To create a persistent volume, use the following template:

apiVersion: v1
kind: PersistentVolume
metadata:
  name: example-pv
spec:
  capacity:
    storage: 10Gi
  volumeMode: Filesystem
  accessModes:
    - ReadWriteOnce
  persistentVolumeReclaimPolicy: Retain
  storageClassName: standard
  hostPath:
    path: {{ .Values.persistence.dataRoot }}/example_data/
  nodeAffinity:
    required:
      nodeSelectorTerms:
        - matchExpressions:
            - key: {{ .Values.persistence.nodeAffinity.key }}
              operator: {{ .Values.persistence.nodeAffinity.operator }}
              values: {{ toYaml .Values.persistence.nodeAffinity.values | nindent 14 }}

Persistent Volume Claim (PVC) Template

To create a persistent volume claim, use the following template:

apiVersion: v1
kind: PersistentVolumeClaim
metadata:
  name: example-pvc
  namespace: {{ .Release.Namespace }}
spec:
  volumeName: example-pv
  storageClassName: standard
  accessModes:
    - ReadWriteOnce
  resources:
    requests:
      storage: 10Gi

You now have access to example-pvc and can use this volume to deploy the database of your choice.

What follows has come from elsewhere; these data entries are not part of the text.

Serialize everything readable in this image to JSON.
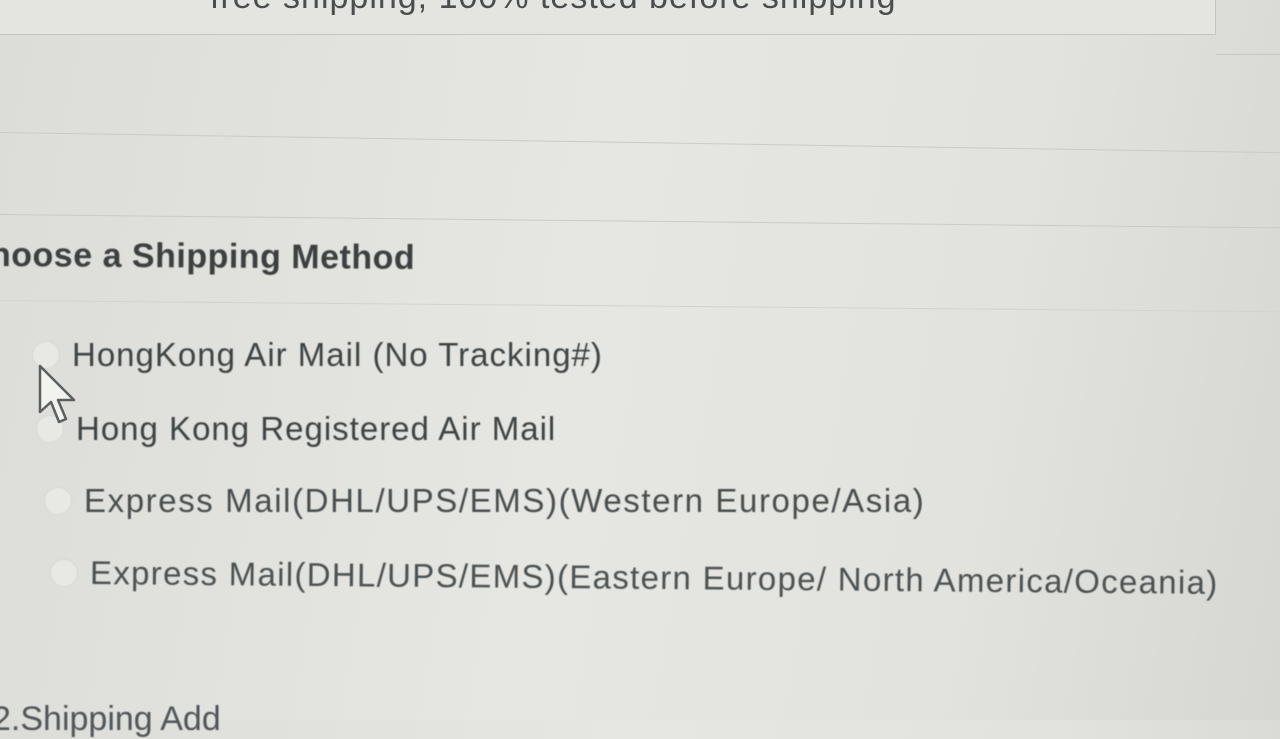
{
  "banner": {
    "text": "free shipping, 100% tested before shipping"
  },
  "shipping": {
    "title": "hoose a Shipping Method",
    "options": [
      {
        "label": "HongKong Air Mail (No Tracking#)",
        "selected": false
      },
      {
        "label": "Hong Kong Registered Air Mail",
        "selected": false
      },
      {
        "label": "Express Mail(DHL/UPS/EMS)(Western Europe/Asia)",
        "selected": false
      },
      {
        "label": "Express Mail(DHL/UPS/EMS)(Eastern Europe/ North America/Oceania)",
        "selected": false
      }
    ]
  },
  "footer": {
    "partial_text": "2.Shipping Add"
  },
  "cursor": {
    "icon": "mouse-pointer-icon"
  }
}
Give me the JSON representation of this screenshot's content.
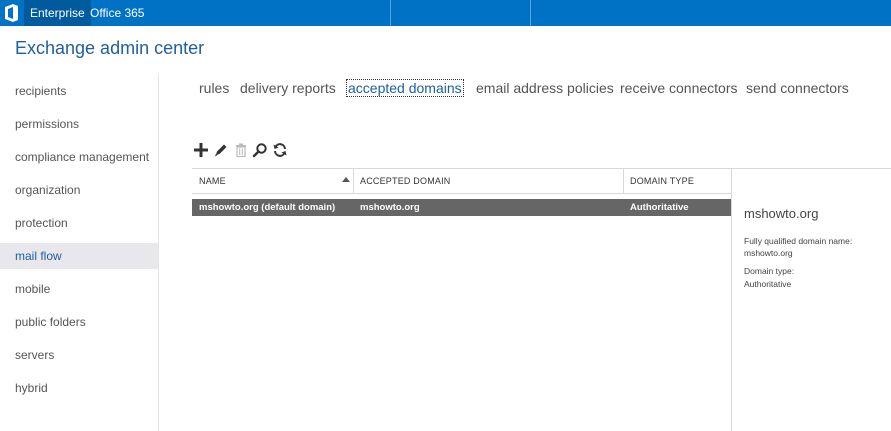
{
  "topbar": {
    "tabs": [
      {
        "label": "Enterprise",
        "active": true
      },
      {
        "label": "Office 365",
        "active": false
      }
    ],
    "brand_color": "#0072c6"
  },
  "app_title": "Exchange admin center",
  "sidebar": {
    "items": [
      {
        "label": "recipients"
      },
      {
        "label": "permissions"
      },
      {
        "label": "compliance management"
      },
      {
        "label": "organization"
      },
      {
        "label": "protection"
      },
      {
        "label": "mail flow",
        "active": true
      },
      {
        "label": "mobile"
      },
      {
        "label": "public folders"
      },
      {
        "label": "servers"
      },
      {
        "label": "hybrid"
      }
    ]
  },
  "tabs": [
    {
      "label": "rules"
    },
    {
      "label": "delivery reports"
    },
    {
      "label": "accepted domains",
      "active": true
    },
    {
      "label": "email address policies"
    },
    {
      "label": "receive connectors"
    },
    {
      "label": "send connectors"
    }
  ],
  "toolbar": {
    "icons": [
      "add-icon",
      "edit-icon",
      "delete-icon",
      "search-icon",
      "refresh-icon"
    ]
  },
  "table": {
    "columns": [
      "NAME",
      "ACCEPTED DOMAIN",
      "DOMAIN TYPE"
    ],
    "sorted_column": "NAME",
    "rows": [
      {
        "name": "mshowto.org (default domain)",
        "accepted_domain": "mshowto.org",
        "domain_type": "Authoritative",
        "selected": true
      }
    ]
  },
  "details": {
    "title": "mshowto.org",
    "fqdn_label": "Fully qualified domain name:",
    "fqdn_value": "mshowto.org",
    "type_label": "Domain type:",
    "type_value": "Authoritative"
  }
}
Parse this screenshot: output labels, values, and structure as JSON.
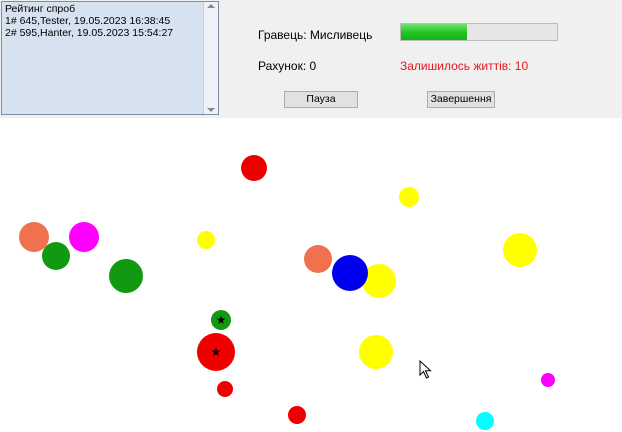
{
  "ranking": {
    "lines": [
      "Рейтинг спроб",
      "1# 645,Tester, 19.05.2023 16:38:45",
      "2# 595,Hanter, 19.05.2023 15:54:27"
    ]
  },
  "status": {
    "player_label": "Гравець: Мисливець",
    "score_label": "Рахунок: 0",
    "lives_label": "Залишилось життів: 10",
    "progress": 0.42
  },
  "buttons": {
    "pause": "Пауза",
    "finish": "Завершення"
  },
  "balls": [
    {
      "color": "#ee0000",
      "marked": false
    },
    {
      "color": "#ffff00",
      "marked": false
    },
    {
      "color": "#f07050",
      "marked": false
    },
    {
      "color": "#ff00ff",
      "marked": false
    },
    {
      "color": "#119911",
      "marked": false
    },
    {
      "color": "#119911",
      "marked": false
    },
    {
      "color": "#ffff00",
      "marked": false
    },
    {
      "color": "#ffff00",
      "marked": false
    },
    {
      "color": "#f07050",
      "marked": false
    },
    {
      "color": "#ffff00",
      "marked": false
    },
    {
      "color": "#0000ee",
      "marked": false
    },
    {
      "color": "#119911",
      "marked": true
    },
    {
      "color": "#ee0000",
      "marked": true
    },
    {
      "color": "#ffff00",
      "marked": false
    },
    {
      "color": "#ee0000",
      "marked": false
    },
    {
      "color": "#ff00ff",
      "marked": false
    },
    {
      "color": "#ee0000",
      "marked": false
    },
    {
      "color": "#00ffff",
      "marked": false
    }
  ],
  "star_symbol": "★"
}
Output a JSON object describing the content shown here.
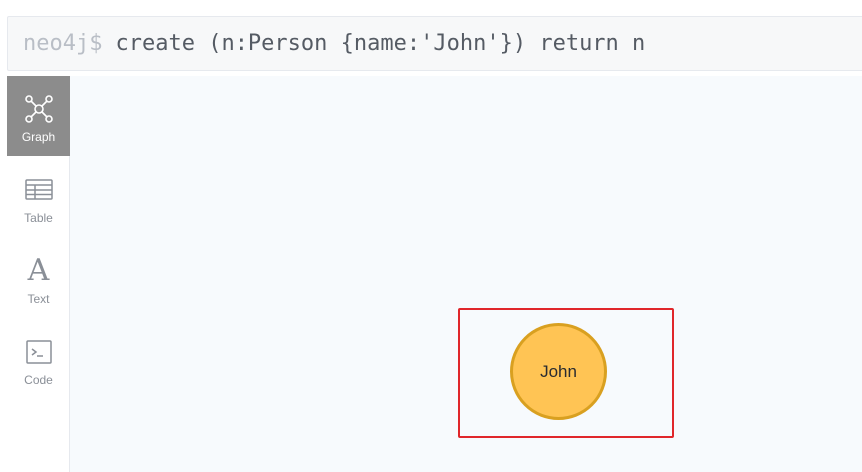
{
  "editor": {
    "prompt": "neo4j$",
    "query": "create (n:Person {name:'John'}) return n"
  },
  "sidebar": {
    "tabs": [
      {
        "id": "graph",
        "label": "Graph",
        "icon": "graph-icon",
        "active": true
      },
      {
        "id": "table",
        "label": "Table",
        "icon": "table-icon",
        "active": false
      },
      {
        "id": "text",
        "label": "Text",
        "icon": "text-icon",
        "active": false
      },
      {
        "id": "code",
        "label": "Code",
        "icon": "code-icon",
        "active": false
      }
    ],
    "text_glyph": "A"
  },
  "graph": {
    "nodes": [
      {
        "label": "Person",
        "caption": "John",
        "fill": "#ffc454",
        "stroke": "#d9a020"
      }
    ],
    "highlight_color": "#e0262a"
  },
  "colors": {
    "active_tab": "#8c8c8c",
    "canvas_bg": "#f7fafd",
    "editor_bg": "#f7f8f9"
  }
}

Adding New Data Input Services with Telegraf

To add a new data input service with Telegraf, create a YAML file in the infra/templates/data_input/telegraf folder with the following content:

apiVersion: v1
kind: ConfigMap
metadata:
  name: di-my-sensor-config
  namespace: {{ .Release.Namespace }}
data:
  telegraf.conf: |
    [global_tags]
      dc = "eu-west-2"

    [agent]
      interval = "10s"
      round_interval = true
      metric_buffer_limit = 10000
      collection_jitter = "0s"
      flush_jitter = "0s"
      precision = ""
      debug = false
      quiet = false
      logfile = ""
    
    [[inputs.mqtt_consumer]]
      servers = ["tcp://test.mosquitto.org:1883"]
      topics = ["CamDT/DC1/IfM/#"]
      data_format = "json_v2"
      topic_tag = ""
      qos = 1

    [[inputs.mqtt_consumer.json_v2]]
      measurement_name = "light_reading"
      timestamp_path = "timestamp"
      timestamp_format = "2006-01-02T15:04:05.000Z"
      
      [[inputs.mqtt_consumer.json_v2.field]]
        path = "lux"
        type = "float"
      [[inputs.mqtt_consumer.json_v2.tag]]
        path = "machine"
        type = "string"
    
    [[outputs.file]]
      files = ["stdout"]

    [[outputs.influxdb_v2]]
      urls = ["http://influxdb.default.svc.cluster.local:8086"]
      token = "super-secret-token"
      organization = "camdt"
      bucket = "default"
---
apiVersion: apps/v1
kind: Deployment
metadata:
  name: di-my-sensor
  namespace: {{ .Release.Namespace }}
spec:
  replicas: 1
  selector:
    matchLabels:
      app: di-my-sensor
  template:
    metadata:
      labels:
        app: di-my-sensor
    spec:
      containers:
      - name: di-my-sensor
        image: telegraf:latest
        volumeMounts:
        - name: telegraf-config
          mountPath: /etc/telegraf/telegraf.conf
          subPath: telegraf.conf
      volumes:
      - name: telegraf-config
        configMap:
          name: di-my-sensor-config

This configuration listens for the topic CamDT/DC1/IfM/# on the MQTT broker at tcp://test.mosquitto.org:1883 and expects the message in the topic to be in JSON format. The data is then forwarded to InfluxDB.